When I was first diagnosed with cancer, my concern for my kids was my deepest fear. I knew where I was going if I died, but who would be their mom?

I never will understand God taking away a mom from her kids. Sometimes, with our hardest questions, we won't know the why, but we can look for the who God says He is in the midst. He is Father. Comforter. Provider. Immanuel God, God with us in the middle of the pain.

Today. We aren't guaranteed tomorrow. I spent today with Ben. We went to Bellevue to watch a couple of friends  perform in a play. We stopped during the long commute home in rush hour for pizza. I love building in this memory.  He'll be a junior next year. That means in a minute he'll be a senior. And then, well you all know how fast these high school days go.

I've already dropped off Becca for her second year in college. Walt had to stay back to help Nathan with orientation at the UW. Even though it was just the two of us, it was so much easier than last year. Three bags from home, a trip to the storage unit, a parking spot right in front of her dorm because hardly anyone else was moving in at the time. She had leadership meetings during the day, so we shopped at night. I got to hang out with my cousin who offered her home for me to stay, visited my dad, and spent time in one of the coolest libraries around, located in Old Town Scottsdale.

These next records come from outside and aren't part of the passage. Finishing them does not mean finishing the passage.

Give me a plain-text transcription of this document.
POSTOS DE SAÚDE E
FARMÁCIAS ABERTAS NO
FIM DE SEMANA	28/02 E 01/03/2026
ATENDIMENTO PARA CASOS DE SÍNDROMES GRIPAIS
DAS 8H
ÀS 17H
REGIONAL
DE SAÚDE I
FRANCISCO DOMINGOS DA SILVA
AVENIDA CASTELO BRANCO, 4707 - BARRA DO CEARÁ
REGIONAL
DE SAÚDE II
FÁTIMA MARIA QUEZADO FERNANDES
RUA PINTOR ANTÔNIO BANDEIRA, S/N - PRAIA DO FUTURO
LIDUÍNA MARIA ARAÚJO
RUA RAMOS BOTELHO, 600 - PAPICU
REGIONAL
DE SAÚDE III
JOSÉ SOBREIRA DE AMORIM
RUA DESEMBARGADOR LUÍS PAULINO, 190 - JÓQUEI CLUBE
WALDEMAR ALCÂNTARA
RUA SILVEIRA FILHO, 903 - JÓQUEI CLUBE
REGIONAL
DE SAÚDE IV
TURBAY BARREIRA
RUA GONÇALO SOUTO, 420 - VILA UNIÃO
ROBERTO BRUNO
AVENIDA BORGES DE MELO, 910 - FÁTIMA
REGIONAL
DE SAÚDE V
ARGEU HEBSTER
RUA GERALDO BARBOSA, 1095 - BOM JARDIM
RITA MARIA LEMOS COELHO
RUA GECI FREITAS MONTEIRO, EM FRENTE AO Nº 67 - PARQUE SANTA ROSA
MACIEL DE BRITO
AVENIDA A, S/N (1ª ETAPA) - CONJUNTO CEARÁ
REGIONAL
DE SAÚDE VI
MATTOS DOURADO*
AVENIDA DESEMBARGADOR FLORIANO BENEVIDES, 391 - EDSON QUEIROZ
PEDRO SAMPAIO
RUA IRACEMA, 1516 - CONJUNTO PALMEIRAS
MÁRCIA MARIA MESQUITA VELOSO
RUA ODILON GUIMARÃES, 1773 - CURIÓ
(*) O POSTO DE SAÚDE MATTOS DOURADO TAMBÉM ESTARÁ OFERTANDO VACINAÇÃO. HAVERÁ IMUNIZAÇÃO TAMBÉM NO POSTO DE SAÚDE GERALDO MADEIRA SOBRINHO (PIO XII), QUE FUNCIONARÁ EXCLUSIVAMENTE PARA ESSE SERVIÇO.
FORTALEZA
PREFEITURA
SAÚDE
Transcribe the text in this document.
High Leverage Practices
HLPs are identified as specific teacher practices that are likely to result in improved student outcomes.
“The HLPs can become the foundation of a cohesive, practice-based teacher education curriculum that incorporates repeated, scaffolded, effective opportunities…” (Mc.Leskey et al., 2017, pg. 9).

The goodbye was easier, too. She is where she is supposed to be. Becca's absence here feels normal. Of course we miss her, but we are excited to see what God has in store for her this year.

Nathan has about a month left before we move him to the UW. Last night I talked him into taking a walk with me. No expectations to clean anything or follow up on something or finish his thank you cards. We just walked and chatted. The sun, because of the smoke from the wildfires in Canada, was a unique shade of red as it lowered itself for the evening, and the cool breezes blew away the heat of the day. It was the perfect ending to a summer day, as I count down our time with him at home.

These are the things that are important. Today with my people. Feeding into my kids when I have a chance. Breathing in deeply, trusting God with my expectations.